Pada era 1960-an dan 1970-an, dubplate menjadi bagian penting dalam perkembangan reggae dan dancehall, dengan King Tubby sebagai pionir dalam eksplorasi teknik dub mixing. Sebagai teknisi studio, ia mulai membuat rekaman eksklusif untuk sound system tertentu, yang memberi mereka keunggulan dalam pertunjukan dan kompetisi. Selain King Tubby, Coxsone Dodd (Sir Coxsone’s Downbeat) juga berperan meletakan pondasi atas berkembangya rekaman spesial–terbatas ke dalam kultur sound system.
Salah satu selector berbudaya asal Manila, Red-I ikut menegaskan peran para pionir ini, ia merangkum:
“Tradisi dubplate berkembang melalui kultur sound system dan semakin berevolusi di dunia musik elektronik. Pada era 70-an, King Tubby di Jamaika menjadi salah satu tokoh kunci yang tidak hanya memproduksi dub tetapi juga membuat dubplate di studionya sendiri. Kemudian, di Inggris, Russ D alias The Disciples melanjutkan tradisi ini sejak awal 90-an, menciptakan dubplate yang masih dimainkan dalam berbagai sesi hingga hari ini.”
Adaptasi
Meskipun dubplate berasal dari Jamaika, pengaruhnya telah menyebar ke berbagai penjuru dunia. Di Inggris, komunitas diaspora Karibia—terutama mereka yang merupakan bagian dari atau tumbuh dalam Windrush Generation—berperan besar dalam memperkenalkan dan mengadaptasi dubplate ke dalam skena reggae, jungle, serta drum and bass. Sosok seperti David Rodigan, yang dikenal karena koleksi dubplate-nya yang luar biasa langka dan eksklusif, menjadi salah satu pionir di Inggris. Sementara itu, di Jepang, sound system seperti Mighty Crown mulai mengadopsi budaya dubplate, menjadikannya elemen penting dalam soundclash modern.
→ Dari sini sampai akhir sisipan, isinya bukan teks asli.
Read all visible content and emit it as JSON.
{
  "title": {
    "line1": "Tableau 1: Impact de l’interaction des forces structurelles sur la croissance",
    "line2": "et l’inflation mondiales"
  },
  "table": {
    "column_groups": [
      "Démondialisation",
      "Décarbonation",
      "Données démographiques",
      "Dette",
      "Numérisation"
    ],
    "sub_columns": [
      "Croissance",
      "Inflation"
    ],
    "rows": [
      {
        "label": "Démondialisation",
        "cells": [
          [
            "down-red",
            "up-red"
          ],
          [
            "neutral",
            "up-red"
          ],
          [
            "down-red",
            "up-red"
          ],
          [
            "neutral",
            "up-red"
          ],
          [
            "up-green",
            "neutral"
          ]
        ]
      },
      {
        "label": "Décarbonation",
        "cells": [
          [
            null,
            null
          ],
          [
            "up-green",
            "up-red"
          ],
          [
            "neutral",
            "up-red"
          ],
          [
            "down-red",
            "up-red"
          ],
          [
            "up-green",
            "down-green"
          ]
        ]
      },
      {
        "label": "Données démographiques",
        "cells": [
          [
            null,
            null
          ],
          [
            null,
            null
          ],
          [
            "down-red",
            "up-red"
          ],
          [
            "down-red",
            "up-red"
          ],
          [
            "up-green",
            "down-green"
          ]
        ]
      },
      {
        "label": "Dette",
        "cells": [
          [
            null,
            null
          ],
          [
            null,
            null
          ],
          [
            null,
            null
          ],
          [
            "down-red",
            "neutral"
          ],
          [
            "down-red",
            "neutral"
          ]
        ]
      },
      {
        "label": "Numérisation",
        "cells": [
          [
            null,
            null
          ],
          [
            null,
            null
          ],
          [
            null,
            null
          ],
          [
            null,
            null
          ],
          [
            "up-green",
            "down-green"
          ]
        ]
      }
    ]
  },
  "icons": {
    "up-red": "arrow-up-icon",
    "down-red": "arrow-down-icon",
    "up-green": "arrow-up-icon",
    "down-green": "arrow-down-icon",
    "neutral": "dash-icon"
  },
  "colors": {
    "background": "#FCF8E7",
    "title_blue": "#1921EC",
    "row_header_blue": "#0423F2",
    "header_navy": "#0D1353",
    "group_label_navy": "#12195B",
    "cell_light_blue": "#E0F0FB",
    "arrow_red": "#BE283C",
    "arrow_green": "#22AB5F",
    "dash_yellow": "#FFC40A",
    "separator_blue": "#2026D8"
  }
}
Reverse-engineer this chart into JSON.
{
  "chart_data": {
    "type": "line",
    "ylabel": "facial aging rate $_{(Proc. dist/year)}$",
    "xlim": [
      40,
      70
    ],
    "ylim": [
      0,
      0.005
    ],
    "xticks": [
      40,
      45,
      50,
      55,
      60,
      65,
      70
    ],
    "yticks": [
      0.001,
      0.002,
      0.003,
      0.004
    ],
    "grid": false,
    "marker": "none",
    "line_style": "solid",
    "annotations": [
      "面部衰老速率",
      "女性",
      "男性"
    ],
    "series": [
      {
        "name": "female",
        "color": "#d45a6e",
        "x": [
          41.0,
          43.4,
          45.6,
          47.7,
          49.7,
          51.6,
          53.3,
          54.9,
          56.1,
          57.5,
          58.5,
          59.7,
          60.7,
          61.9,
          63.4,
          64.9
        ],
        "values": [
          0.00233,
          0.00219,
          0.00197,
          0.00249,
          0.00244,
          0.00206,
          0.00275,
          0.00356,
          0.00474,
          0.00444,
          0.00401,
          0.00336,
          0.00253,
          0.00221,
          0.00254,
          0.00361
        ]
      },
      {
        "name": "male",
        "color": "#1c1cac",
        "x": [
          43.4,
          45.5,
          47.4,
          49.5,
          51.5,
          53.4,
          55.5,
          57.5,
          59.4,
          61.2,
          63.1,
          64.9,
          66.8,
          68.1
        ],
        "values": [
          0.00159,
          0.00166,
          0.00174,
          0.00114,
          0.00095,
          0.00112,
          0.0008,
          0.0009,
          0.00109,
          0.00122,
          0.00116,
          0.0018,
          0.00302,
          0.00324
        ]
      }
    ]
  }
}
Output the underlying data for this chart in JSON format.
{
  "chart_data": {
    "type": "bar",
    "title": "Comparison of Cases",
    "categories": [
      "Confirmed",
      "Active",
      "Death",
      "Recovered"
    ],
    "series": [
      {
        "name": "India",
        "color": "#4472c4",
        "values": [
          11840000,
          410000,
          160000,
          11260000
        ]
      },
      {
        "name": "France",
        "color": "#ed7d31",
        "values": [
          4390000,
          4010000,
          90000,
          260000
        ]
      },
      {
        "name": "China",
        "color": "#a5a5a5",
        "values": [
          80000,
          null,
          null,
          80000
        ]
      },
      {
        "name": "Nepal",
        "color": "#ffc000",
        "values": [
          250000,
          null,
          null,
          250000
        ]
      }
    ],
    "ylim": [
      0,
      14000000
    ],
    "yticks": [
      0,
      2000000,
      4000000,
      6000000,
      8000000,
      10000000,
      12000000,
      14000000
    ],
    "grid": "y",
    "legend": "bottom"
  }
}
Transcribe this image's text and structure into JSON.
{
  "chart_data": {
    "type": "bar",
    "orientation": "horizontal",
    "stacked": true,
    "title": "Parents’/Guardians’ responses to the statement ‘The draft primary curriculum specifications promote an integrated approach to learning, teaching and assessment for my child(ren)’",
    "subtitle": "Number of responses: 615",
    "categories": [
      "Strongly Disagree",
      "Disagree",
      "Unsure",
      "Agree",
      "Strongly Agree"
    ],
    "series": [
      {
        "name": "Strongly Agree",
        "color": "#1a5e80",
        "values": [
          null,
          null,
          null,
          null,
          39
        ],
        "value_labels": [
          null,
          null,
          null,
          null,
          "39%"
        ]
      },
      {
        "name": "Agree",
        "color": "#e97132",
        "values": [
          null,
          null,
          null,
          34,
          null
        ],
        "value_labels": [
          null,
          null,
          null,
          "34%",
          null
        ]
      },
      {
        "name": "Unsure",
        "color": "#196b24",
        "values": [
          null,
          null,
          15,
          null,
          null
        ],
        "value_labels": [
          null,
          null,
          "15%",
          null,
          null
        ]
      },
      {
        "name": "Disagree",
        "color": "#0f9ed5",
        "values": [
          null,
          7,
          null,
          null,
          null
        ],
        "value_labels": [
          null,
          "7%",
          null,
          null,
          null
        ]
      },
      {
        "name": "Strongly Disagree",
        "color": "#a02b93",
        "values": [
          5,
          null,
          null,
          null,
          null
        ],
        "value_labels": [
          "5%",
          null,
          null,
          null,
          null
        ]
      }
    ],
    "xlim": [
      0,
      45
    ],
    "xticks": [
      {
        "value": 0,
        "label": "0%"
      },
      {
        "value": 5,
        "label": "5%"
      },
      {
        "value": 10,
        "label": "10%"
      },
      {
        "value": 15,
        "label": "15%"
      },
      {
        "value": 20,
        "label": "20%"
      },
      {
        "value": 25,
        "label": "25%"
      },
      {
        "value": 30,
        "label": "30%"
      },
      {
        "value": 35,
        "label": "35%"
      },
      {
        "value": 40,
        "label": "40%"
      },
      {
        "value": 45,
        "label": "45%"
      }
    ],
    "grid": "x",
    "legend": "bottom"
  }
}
Seiring waktu, format tradisional dubplate—yang awalnya direkam di atas piringan acetate atau vinyl—mulai beradaptasi dengan teknologi digital. Kini, banyak sound system dan DJ menggunakan format WAV, MP3 untuk mendapatkan keunggulan dalam kompetisi lewat dubplate. Beberapa studio/agensi musik bahkan memungkinkan DJ membeli dubplate custom langsung dari artis tanpa harus mengunjungi studio fisik, meskipun sebagian penggemar sound system klasik masih menganggap dubplate analog lebih otentik. Namun, bagi sebagian pelaku musik, perdebatan ini bukanlah hal yang krusial. Seperti yang dikatakan Koddim Sound–Trio Dub Kampiun asal Jakarta yang kerap membuat lantai dansa begitu meriah dengan “senjata” koleksi dubplate mereka.
“Orang bebas berpendapat apa saja, tapi, esensi materi authentic dengan custom yang authentic dan eksklusif sangat tidak mempengaruhi autentisitas dari materi tersebut.”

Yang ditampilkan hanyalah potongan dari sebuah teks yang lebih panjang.